Third, placing our faith in business further distracts us from advocating for what is actually required; meaningful government regulation of greenhouse gas emissions. The only way we as a species can deal with climate change is to dramatically reduce our use of fossil fuels and this will require regulation, technological innovation and, most likely, mandatory restrictions on fossil fuel use. For many on the political Right, the idea of increased government regulation and restrictions on the use of fossil fuels is heresy. However government regulation has always been critical to the efficient functioning of capitalist economies and in prior situations of social crisis government regulation has been critical to societal resilience and response. Witness for instance the role of governments in liberal democracies during the Second World War where most economic activities came under government control as part of war-time mobilisation. Interestingly, some have sought to explore what such a ‘mobilisation’ on climate change might look like; it ain’t pretty but then the alternative of muddling along as we have looks much worse.
Of course, from the perspective of where we are today in 2014, such political scenarios are seen as outlandish and ridiculous. Mainstream political parties have basically given up on taking any meaningful action to reduce GHG emissions. And so we are left with the hope, and that is all it is, that somehow business corporations and the market will save us. This is beyond wishful thinking. In fact Daniel Nyberg and I have recently argued that this belief in corporate environmentalism forms one of three political myths that reinforce our suicidal trajectory as a species in the face of climate change.
I strongly support companies that take meaningful action to reduce their carbon footprint, cut their waste and use of natural resources, and even give back to the environment and society. However, this ‘win-win’ outcome is a rare circumstance. Indeed, as one senior sustainability adviser confessed in one of our research interviews:
‘…the best thing a business could do for the environment would be to shut down, but that’s clearly not a viable option!’
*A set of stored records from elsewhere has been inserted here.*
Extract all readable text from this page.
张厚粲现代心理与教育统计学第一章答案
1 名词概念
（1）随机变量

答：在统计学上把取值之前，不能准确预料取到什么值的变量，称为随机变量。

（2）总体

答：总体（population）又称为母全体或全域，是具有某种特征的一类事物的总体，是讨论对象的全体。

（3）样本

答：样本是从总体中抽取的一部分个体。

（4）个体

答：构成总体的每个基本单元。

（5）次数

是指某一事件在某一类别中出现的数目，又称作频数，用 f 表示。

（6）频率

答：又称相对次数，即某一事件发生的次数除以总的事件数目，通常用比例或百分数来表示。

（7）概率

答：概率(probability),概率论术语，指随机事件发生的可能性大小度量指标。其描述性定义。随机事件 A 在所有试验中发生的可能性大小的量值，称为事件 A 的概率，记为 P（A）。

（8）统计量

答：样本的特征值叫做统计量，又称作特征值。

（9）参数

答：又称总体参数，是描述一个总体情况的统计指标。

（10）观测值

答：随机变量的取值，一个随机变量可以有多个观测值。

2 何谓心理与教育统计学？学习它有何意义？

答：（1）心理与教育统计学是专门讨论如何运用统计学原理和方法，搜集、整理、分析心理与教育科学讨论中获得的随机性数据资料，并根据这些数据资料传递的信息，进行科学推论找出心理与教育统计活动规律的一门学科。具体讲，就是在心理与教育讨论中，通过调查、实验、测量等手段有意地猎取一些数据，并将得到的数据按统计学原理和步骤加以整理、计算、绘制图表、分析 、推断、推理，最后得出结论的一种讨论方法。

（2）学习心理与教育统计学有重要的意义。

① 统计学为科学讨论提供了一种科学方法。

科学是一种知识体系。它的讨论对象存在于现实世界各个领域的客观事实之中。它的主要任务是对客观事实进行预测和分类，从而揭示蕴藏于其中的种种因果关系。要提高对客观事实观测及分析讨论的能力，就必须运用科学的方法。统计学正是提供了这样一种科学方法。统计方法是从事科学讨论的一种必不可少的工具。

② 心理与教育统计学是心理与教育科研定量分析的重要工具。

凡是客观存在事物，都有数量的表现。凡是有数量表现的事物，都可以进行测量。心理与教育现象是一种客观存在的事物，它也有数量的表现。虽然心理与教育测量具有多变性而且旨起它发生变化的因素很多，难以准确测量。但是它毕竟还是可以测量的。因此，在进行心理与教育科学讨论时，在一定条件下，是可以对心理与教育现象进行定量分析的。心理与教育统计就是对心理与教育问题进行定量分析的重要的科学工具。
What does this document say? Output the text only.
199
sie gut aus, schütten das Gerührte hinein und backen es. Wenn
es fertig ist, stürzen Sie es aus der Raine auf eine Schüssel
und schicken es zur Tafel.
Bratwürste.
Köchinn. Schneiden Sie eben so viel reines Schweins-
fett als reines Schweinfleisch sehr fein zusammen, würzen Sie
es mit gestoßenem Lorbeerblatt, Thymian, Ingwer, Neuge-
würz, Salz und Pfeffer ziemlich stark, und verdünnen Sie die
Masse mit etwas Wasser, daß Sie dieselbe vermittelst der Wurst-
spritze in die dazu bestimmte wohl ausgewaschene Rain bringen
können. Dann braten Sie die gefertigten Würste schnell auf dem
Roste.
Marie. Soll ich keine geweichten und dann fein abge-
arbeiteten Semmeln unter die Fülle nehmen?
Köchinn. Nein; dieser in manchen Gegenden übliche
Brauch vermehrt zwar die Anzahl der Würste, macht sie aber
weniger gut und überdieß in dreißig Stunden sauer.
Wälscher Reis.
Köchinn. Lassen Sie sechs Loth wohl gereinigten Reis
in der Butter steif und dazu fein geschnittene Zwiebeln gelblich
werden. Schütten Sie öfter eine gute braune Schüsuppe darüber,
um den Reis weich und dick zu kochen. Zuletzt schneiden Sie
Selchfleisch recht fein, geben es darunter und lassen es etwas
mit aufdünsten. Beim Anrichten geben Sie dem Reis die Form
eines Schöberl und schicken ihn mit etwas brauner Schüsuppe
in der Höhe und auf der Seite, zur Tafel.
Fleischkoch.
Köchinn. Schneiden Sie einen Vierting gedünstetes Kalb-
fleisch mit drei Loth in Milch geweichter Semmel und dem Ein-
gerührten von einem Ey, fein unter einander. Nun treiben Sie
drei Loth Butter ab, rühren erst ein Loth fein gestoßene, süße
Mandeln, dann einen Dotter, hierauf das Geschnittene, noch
Interesting work is being conducted around the type of response needed to avoid catastrophic climate change. It is vastly different from the ‘business as usual’ mantra of the mainstream media and the soothing discourse of the ‘green business’ industry. To get some idea of the difficult task at hand, Professor Kevin Anderson‘s presentation below gives us some idea of what we need to do in order to potentially limit global warming to 2 degrees Celsius. Businesses will clearly be key actors in this social and economic change, but the scale of change required demands government regulation. We cannot afford to simply leave it to business to ‘save us’ from climate change.